Enter Paddy McMahon (76), whose new book explores where people go after they die and which has emerged a surprise bestseller in just two weeks. McMahon, a former OPW civil servant from Co Clare was, at his own confession, totally surprised 32 years ago to suddenly find himself developing the ability to communicate with spirits through his spirit guide Shebaka and Margaret Anna Cusack aka the nun of Kenmare.

Last year, when Paddy set out to write this book on what happens to us after we die and how we can communicate with loved ones after they pass away, he had no idea what a personal journey he was about to embark on and it is this personal element which put Paddy's philosophy to the test in an extreme way.

Paddy's only son Brian was diagnosed with terminal cancer and he died on August 9 last, aged 46. While Paddy no longer feared death as he had as a child and as a young man, he was "torn" by Brian's impending demise. While his son tolerated Paddy's beliefs about life after death and guardian angels, Brian came from the 'when you're dead, you're dead' school of thinking.

"I was deeply concerned about the state of confusion that Brian would inevitably find himself in if he passed on believing that there would be only oblivion", explained Paddy. However three months before he died, Brian opened up and Paddy explained his understanding that "life continues after death and that the key to how it continues lies in our ability to be open-minded".

Open-mindedness is the key word here to completing Paddy McMahon's 269-page book which includes advice on how to communicate with your guides and why you should hand over your problems or challenges to them.

He acknowledges that while the whole concept of talking to spirit guides and guardian angels can seem far-fetched to some people, he sets out to help readers see the "apparent conundrum of life and death in a light-hearted and wholly reassuring way".

The author outlines an exercise on how to receive their help by imagining yourself in a circle with your guides and feeling the flow of unconditional love around the universe.

The book is not morbid even though it looks at issues like bereavement pain and considers meeting souls on the astral plane, a common description of where we go while our bodies are asleep.

Reclusive by nature, Paddy previously wrote under the pen name Patrick Francis and was hesitant drawing the publicity spotlight on himself but his raison d'etre for writing this book was "not to leave this physical dimension without sharing the information about the after life passed on to me by friends in spirit".

As for his son Brian, he delivered on his promise to his dad to let him know how he was getting on after he passed away nine months ago.

"After Brian's passing, he quickly communicated that he had arrived safely. I felt his presence and I was very pleased that he had no trouble getting through to me.
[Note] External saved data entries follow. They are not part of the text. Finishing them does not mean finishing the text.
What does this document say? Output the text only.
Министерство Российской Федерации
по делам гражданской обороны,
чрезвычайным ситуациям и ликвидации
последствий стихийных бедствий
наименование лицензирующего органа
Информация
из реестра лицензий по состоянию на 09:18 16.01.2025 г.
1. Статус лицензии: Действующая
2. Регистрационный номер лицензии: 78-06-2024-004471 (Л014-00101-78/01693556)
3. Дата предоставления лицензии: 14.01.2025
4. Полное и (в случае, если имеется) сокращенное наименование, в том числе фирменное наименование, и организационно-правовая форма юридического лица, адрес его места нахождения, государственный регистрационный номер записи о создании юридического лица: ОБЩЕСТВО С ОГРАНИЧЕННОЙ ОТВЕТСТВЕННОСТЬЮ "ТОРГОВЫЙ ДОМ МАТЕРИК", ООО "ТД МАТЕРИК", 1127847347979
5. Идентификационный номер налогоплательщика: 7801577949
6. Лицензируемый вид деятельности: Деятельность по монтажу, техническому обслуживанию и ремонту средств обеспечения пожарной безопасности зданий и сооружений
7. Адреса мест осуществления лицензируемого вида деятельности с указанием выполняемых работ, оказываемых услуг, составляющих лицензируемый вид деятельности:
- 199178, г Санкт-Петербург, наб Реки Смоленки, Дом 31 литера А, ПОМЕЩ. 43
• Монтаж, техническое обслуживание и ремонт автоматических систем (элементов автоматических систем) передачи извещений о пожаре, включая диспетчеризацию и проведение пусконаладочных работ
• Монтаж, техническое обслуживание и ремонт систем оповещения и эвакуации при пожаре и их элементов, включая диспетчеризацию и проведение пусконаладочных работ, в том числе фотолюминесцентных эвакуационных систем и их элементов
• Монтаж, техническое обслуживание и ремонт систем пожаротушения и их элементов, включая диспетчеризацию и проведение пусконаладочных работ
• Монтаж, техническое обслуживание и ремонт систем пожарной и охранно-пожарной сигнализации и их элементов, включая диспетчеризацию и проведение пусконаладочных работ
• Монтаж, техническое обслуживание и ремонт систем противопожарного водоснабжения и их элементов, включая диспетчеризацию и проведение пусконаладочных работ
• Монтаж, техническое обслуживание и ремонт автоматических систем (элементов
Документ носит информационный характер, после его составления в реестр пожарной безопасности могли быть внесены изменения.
I usually ask for some little evidence, no matter how mundane, just to make sure that it is not my imagination taking over.

"One of the big differences between life on earth and life in spirit is that humans exist within a linear timescale with a past, present and future, but in spirit it is simply a continuing present," says Paddy.

Discussing his own sense of mortality, Paddy says he wants to "hang on here for another while, even though life would be much easier for me without the physical constraints of old age.

"I think we all know in our hearts that we have chosen to be born into physical life for special reasons peculiar to ourselves and that we don't want to leave until we have completed whatever it was we came to do."